Cependant l'événement fit voir que tout ce que l'homme entreprend sans raison n'obtient point une heureuse issue; et bientôt, dit l'évêque Sicard [191], cette multitude disparut tout entière. Mais il faut soigneusement distinguer ici le sort des croisés allemands et français; quoiqu'une partie de ceux-ci ait pu se diriger vers l'Italie.
Il suffisait de porter le signe de la croix pour être admis dans la croisade; si la surveillance des princes et des prélats, dans les expéditions dirigées par la puissance ecclésiastique et séculière, ne parvenait point à en écarter les hommes de mauvaises mœurs, quelle espèce, de gens ne devait point recéler une réunion formée sans aucun soin, et dont la plupart des membres fuyaient, comme l'enfant prodigue, la maison paternelle, pour se livrer sans contrainte à leurs penchants vicieux? Aussi, le récit de Godefroi le Moine [192] ne doit-il point nous étonner, lorsqu'il rapporte que des voleurs se mêlèrent parmi les pèlerins allemands et disparurent après les avoir dépouillés de leurs bagages et des dons que les fidèles leur distribuaient. Un de ces voleurs ayant été reconnu à Cologne, termina ses jours sur la potence. A ce premier malheur se joignit une foule de maux, résultat nécessaire de l'imprévoyance des croisés. La fatigue d'une longue route, la chaleur, le besoin, en moissonnèrent une grande partie. De ceux qui arrivèrent en Italie, les uns se dispersèrent dans les campagnes, et, dépouillés par les habitants, ils furent réduits en servitude; d'autres, au nombre de sept mille, se présentèrent devant Gênes. D'abord le sénat leur permit de séjourner six ou sept jours dans la ville; mais, réfléchissant ensuite sur l'inutilité de leur entreprise, craignant qu'une telle multitude n'apportât la disette, appréhendant surtout que Frédéric, qui était alors en rébellion contre le saint-siége et en guerre avec Gênes, ne profitât de cette circonstance pour exciter quelque tumulte, il ordonna aux croisés de s'éloigner de la ville. Cependant une opinion reçue du temps de Bizarre était que la république accorda le droit de cité à plusieurs de ces jeunes Allemands, distingués par l'éclat de leur naissance; ils acquirent par la suite une telle considération qu'ils entrèrent dans l'ordre des patriciens; et c'est d'eux, ajoute le même historien, que tirent leur origine plusieurs familles encore existantes de nos jours, parmi lesquelles on distingue la maison des Vivaldi. Les autres, reconnaissant trop tard leur erreur, reprirent la route de leur pays; et ces croisés, qu'on avait vus s'avancer par troupes nombreuses, en répétant des chants propres à les animer, revinrent isolément, dépouillés de tout, marchant les pieds nus, éprouvant les angoisses de la faim, et servant de dérision à la population des villes et des campagnes.

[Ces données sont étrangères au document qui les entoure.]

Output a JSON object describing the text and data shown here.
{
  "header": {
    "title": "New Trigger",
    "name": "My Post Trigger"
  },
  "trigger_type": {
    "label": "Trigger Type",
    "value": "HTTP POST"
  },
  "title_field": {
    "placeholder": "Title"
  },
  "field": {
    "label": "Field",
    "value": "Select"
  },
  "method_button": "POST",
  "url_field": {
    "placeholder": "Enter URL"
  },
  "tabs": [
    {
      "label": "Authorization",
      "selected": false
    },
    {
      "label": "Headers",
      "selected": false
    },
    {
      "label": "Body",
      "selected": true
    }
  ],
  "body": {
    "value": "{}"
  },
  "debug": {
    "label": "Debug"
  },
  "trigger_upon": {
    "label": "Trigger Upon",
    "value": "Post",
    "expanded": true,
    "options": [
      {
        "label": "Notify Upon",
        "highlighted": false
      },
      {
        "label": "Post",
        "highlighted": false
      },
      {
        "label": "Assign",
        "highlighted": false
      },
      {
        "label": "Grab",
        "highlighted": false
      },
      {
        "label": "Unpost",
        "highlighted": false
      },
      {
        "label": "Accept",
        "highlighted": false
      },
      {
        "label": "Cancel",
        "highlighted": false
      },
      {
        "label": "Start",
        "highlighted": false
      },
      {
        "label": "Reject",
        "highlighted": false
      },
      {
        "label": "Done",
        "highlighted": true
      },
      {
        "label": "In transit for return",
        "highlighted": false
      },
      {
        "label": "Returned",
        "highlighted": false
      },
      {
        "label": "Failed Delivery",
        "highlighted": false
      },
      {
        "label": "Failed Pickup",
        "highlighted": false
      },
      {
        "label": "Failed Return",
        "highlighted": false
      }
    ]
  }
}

Les croisés de France éprouvèrent un sort à peu près semblable: une faible partie revint; le reste périt dans les flots ou devint un objet de spéculation pour deux négociants de Marseille. Hugues de Fer et Guillaume Porc, c'étaient leurs noms, faisaient avec les Sarrasins un grand commerce, dont la vente des jeunes garçons formait une branche considérable. L'occasion d'un trafic avantageux ne pouvait être plus favorable; ils offrirent donc aux pèlerins qui arrivèrent à Marseille de les transporter en Orient, sans aucune rétribution, donnant à cet acte de générosité la piété pour motif. Cette proposition fut acceptée avec joie, et sept vaisseaux chargés de ces pèlerins voguèrent vers les côtes de Syrie. Au bout de deux jours de navigation, lorsque les bâtiments étaient parvenus en face de l'île Saint-Pierre, près la Roche-du-Reclus, une tempête violente s'éleva, et la mer engloutit deux de ces navires et tous les passagers qu'ils portaient. Les cinq autres parvinrent à Alexandrie, et les jeunes croisés furent tous vendus aux Sarrasins ou à des marchands d'esclaves [193]. Le calife en acheta quarante pour sa part, qui tous étaient dans les ordres, et les fit élever avec soin, dans un lieu séparé; douze autres périrent martyrs, n'ayant point voulu renoncer à la religion. Aucun d'eux, au dire d'un des clercs élevés par le calife, et qui recouvra par la suite sa liberté, n'embrassa le culte de Mahomet; tous, fidèles à la religion de leurs pères, la pratiquèrent constamment dans les larmes et dans la servitude. Hugues et Guillaume, ayant formé plus tard le projet d'assassiner Frédéric, furent découverts, et périrent d'une mort honteuse, ainsi que trois Sarrasins leurs complices, trouvant dans cette fin misérable le juste salaire de leur trahison.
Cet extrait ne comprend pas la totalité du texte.